Perang Tarif Transportasi Online

Jakarta, Gatra.com - Isu perang tarif transportasi online masih terjadi hingga kini. Bahkan, hal tersebut sempat menjadi diskursus publik beberapa tahun lalu, setelah harga penawaran umum saham perdana (Initial Public Offering/IPO) Uber dan Lyft anjlok di lantai bursa Amerika Serikat (AS) pada Mei 2018.

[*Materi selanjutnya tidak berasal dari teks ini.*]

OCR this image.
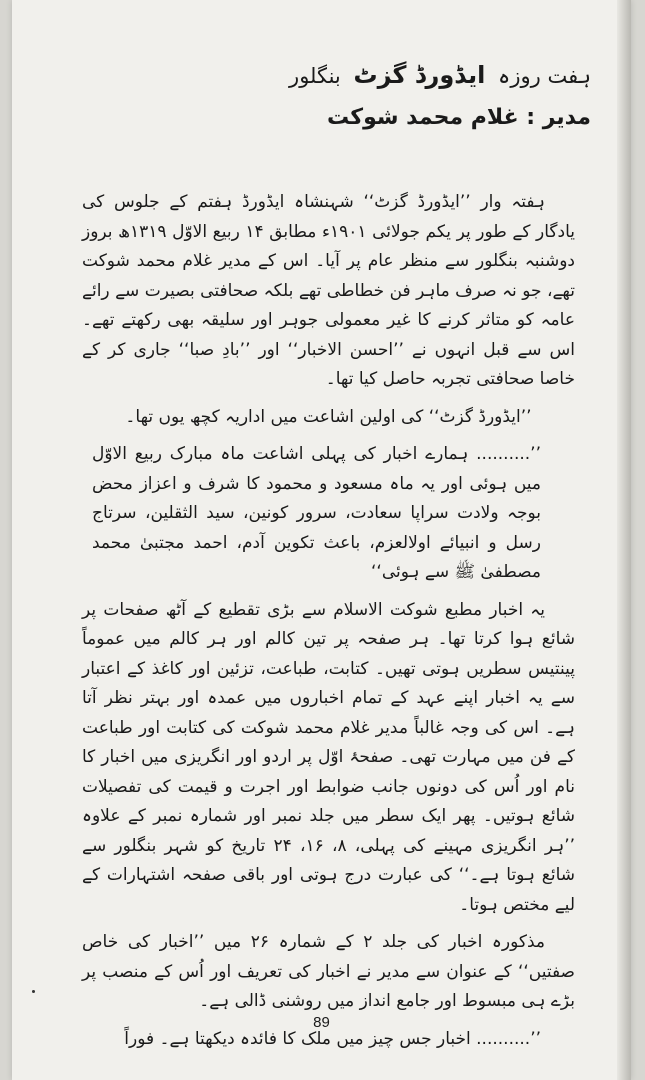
ہفت روزہ ایڈورڈ گزٹ بنگلور
مدیر : غلام محمد شوکت

ہفتہ وار ’’ایڈورڈ گزٹ‘‘ شہنشاہ ایڈورڈ ہفتم کے جلوس کی یادگار کے طور پر یکم جولائی ۱۹۰۱ء مطابق ۱۴ ربیع الاوّل ۱۳۱۹ھ بروز دوشنبہ بنگلور سے منظر عام پر آیا۔ اس کے مدیر غلام محمد شوکت تھے، جو نہ صرف ماہر فن خطاطی تھے بلکہ صحافتی بصیرت سے رائے عامہ کو متاثر کرنے کا غیر معمولی جوہر اور سلیقہ بھی رکھتے تھے۔ اس سے قبل انہوں نے ’’احسن الاخبار‘‘ اور ’’بادِ صبا‘‘ جاری کر کے خاصا صحافتی تجربہ حاصل کیا تھا۔

’’ایڈورڈ گزٹ‘‘ کی اولین اشاعت میں اداریہ کچھ یوں تھا۔

’’.......... ہمارے اخبار کی پہلی اشاعت ماہ مبارک ربیع الاوّل میں ہوئی اور یہ ماہ مسعود و محمود کا شرف و اعزاز محض بوجہ ولادت سراپا سعادت، سرور کونین، سید الثقلین، سرتاج رسل و انبیائے اولالعزم، باعث تکوین آدم، احمد مجتبیٰ محمد مصطفیٰ ﷺ سے ہوئی‘‘

یہ اخبار مطبع شوکت الاسلام سے بڑی تقطیع کے آٹھ صفحات پر شائع ہوا کرتا تھا۔ ہر صفحہ پر تین کالم اور ہر کالم میں عموماً پینتیس سطریں ہوتی تھیں۔ کتابت، طباعت، تزئین اور کاغذ کے اعتبار سے یہ اخبار اپنے عہد کے تمام اخباروں میں عمدہ اور بہتر نظر آتا ہے۔ اس کی وجہ غالباً مدیر غلام محمد شوکت کی کتابت اور طباعت کے فن میں مہارت تھی۔ صفحۂ اوّل پر اردو اور انگریزی میں اخبار کا نام اور اُس کی دونوں جانب ضوابط اور اجرت و قیمت کی تفصیلات شائع ہوتیں۔ پھر ایک سطر میں جلد نمبر اور شمارہ نمبر کے علاوہ ’’ہر انگریزی مہینے کی پہلی، ۸، ۱۶، ۲۴ تاریخ کو شہر بنگلور سے شائع ہوتا ہے۔‘‘ کی عبارت درج ہوتی اور باقی صفحہ اشتہارات کے لیے مختص ہوتا۔

مذکورہ اخبار کی جلد ۲ کے شمارہ ۲۶ میں ’’اخبار کی خاص صفتیں‘‘ کے عنوان سے مدیر نے اخبار کی تعریف اور اُس کے منصب پر بڑے ہی مبسوط اور جامع انداز میں روشنی ڈالی ہے۔

’’.......... اخبار جس چیز میں ملک کا فائدہ دیکھتا ہے۔ فوراً

89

Melihat hal itu, perhatian pengamat industri pun tertuju pada nasib perusahaan serupa di negara lain, termasuk Indonesia. Apalagi, kedua pemain besar di Indonesia seperti Gojek dan Grab juga sudah melakukan IPO. Pasar pun mempertanyakan apakah perusahaan tersebut bisa memperoleh keuntungan secara sustainable, atau hanya akan terus menjalankan strategi “membakar uang” atau “jual rugi” untuk menguasai pangsa pasar?

Rasa penasaran tersebut dapat dimaklumi karena menurut dokumen publik S-1 Uber yang disampaikan kepada Securities and Exchange Commission (SEC), Uber membukukan kerugian operasional US$3 miliar pada tahun 2018 dan US$ 4 miliar pada 2017. FactSet tersbeut juga memprediksi Uber akan tetap merugi hingga US$2,14 miliar di tahun 2019.

Sedangkan di Indonesia, kedua pemain besar transportasi online belum ada yang mengklaim telah meraup keuntungan karena keduanya masih berfokus pada pengembangan bisnis dengan cara mengumpulkan modal dan “membakar uang” melalui promosi dan diskon harga yang agresif.

Tidak ada yang salah dalam menggunakan dana investasi untuk pemasaran, tetapi jika dilakukan terus menerus dapat berujung pada praktek predatory atau persaingan yang bertujuan untuk mematikan pesaing.

Di transportasi online, Kementerian Perhubungan sudah mengatur larangan promosi di bawah tarif batas bawah pada taksi online melalui Permenhub 118/ 2018 guna mencegah taktik predator oleh perusahaan berbungkus promosi, sayangnya, belum ada aturan promosi yang serupa untuk ojek online.

 

Strategy “Predatory” untuk Dominasi Pasar

 

Praktek predator umumnya muncul jika salah satu pihak yang didukung oleh permodalan sangat besar memiliki market power lebih besar dari pesaing—yaitu kemampuan untuk mendikte harga yang berlaku di pasar.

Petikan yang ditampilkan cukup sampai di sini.